I also think 2005 will witness the continuation of what began after the election: Intra-party squabbling. Both parties came out of the election somewhat bruised and battered, though the Democratic party obviously more so than the Republican. But conservatives are also re-evaluating their position. While most of us glady supported President Bush and are extremely happy that he won, we remain wary about many of his domestic policy stances, in particular immigration (which David Frim predicts will rend the party more than any other issue). Moreover, conservatives are beginning to get antsy over neoconservative foreign policy, and though we appreciate the idealism therein, we hope to steer the foreign policy of our Nation in a more prgamatic direction. Don't get me wrong, I think the Iraq war was the right war at the right time, but we must be remain pragmatic and cautious. Before we extend our mission to Iran, Syria, or some other Middle East locale, we must internally explore what we hope to accomplish militarily and why. There has been some debate in the past few days between Michael Ledeen and others on the one hand, and Ross Douthat on this very score. Both sides seem to want the same thing, but have very different ideas about how to go about it. Democratization is a noble goal, but will it do what the neoconservatives think it will do to bring about stability in the Middle East? I think Douthat's skepticism is warrented and welcome. Look for more intra-ideological debate on both sides in the year ahead.

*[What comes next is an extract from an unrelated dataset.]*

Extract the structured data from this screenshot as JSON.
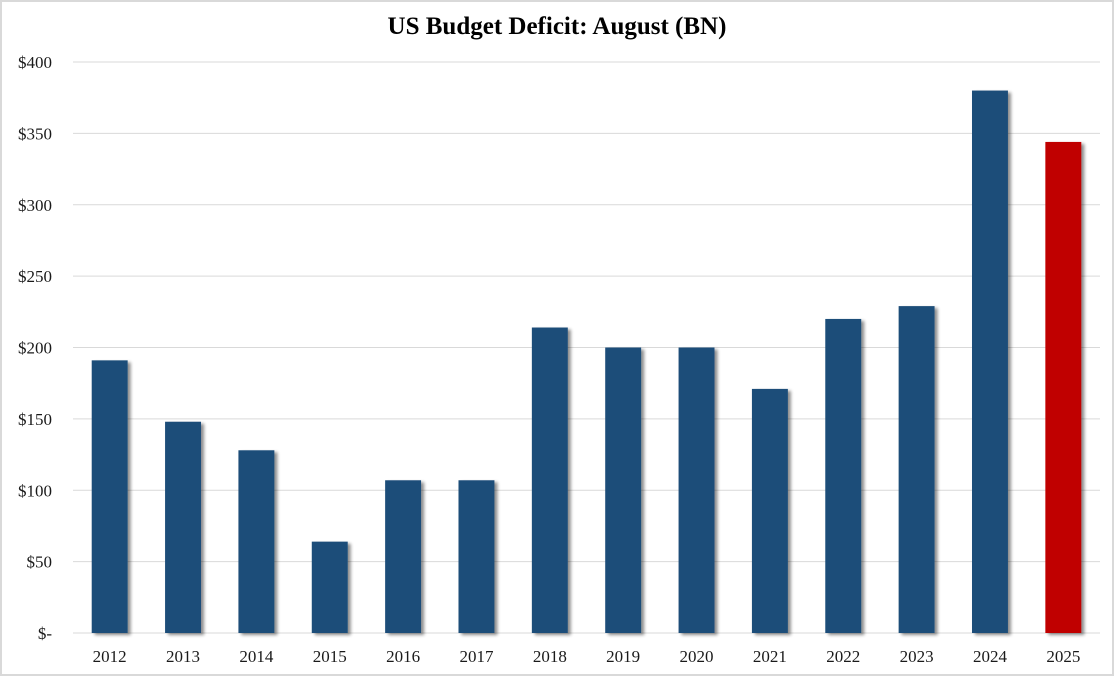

Of course the fight over Social Security, taxes, and spending will continue apace. Both intra- and inter-party battles over immigration will be faught. There will be some new reality shows, maybe someone will finally die on one of these things and networks will pause and consider putting something worthwhile on the air. The Patriots will win the Super Bowl, some team other than the Yankees (though definitely not the Braves) will win the World Series after Randy Johnson blows out his hip in the first round of the playoffs, and I will finish my dissertation. Okay, the last one is wishful thinking.

So that is all from me for the new year. It has been a year that for me was filled with many ups and some unfortunate downs. I hope that the next year brings us all much more happiness and security. God bless all of you, and see you in 2005.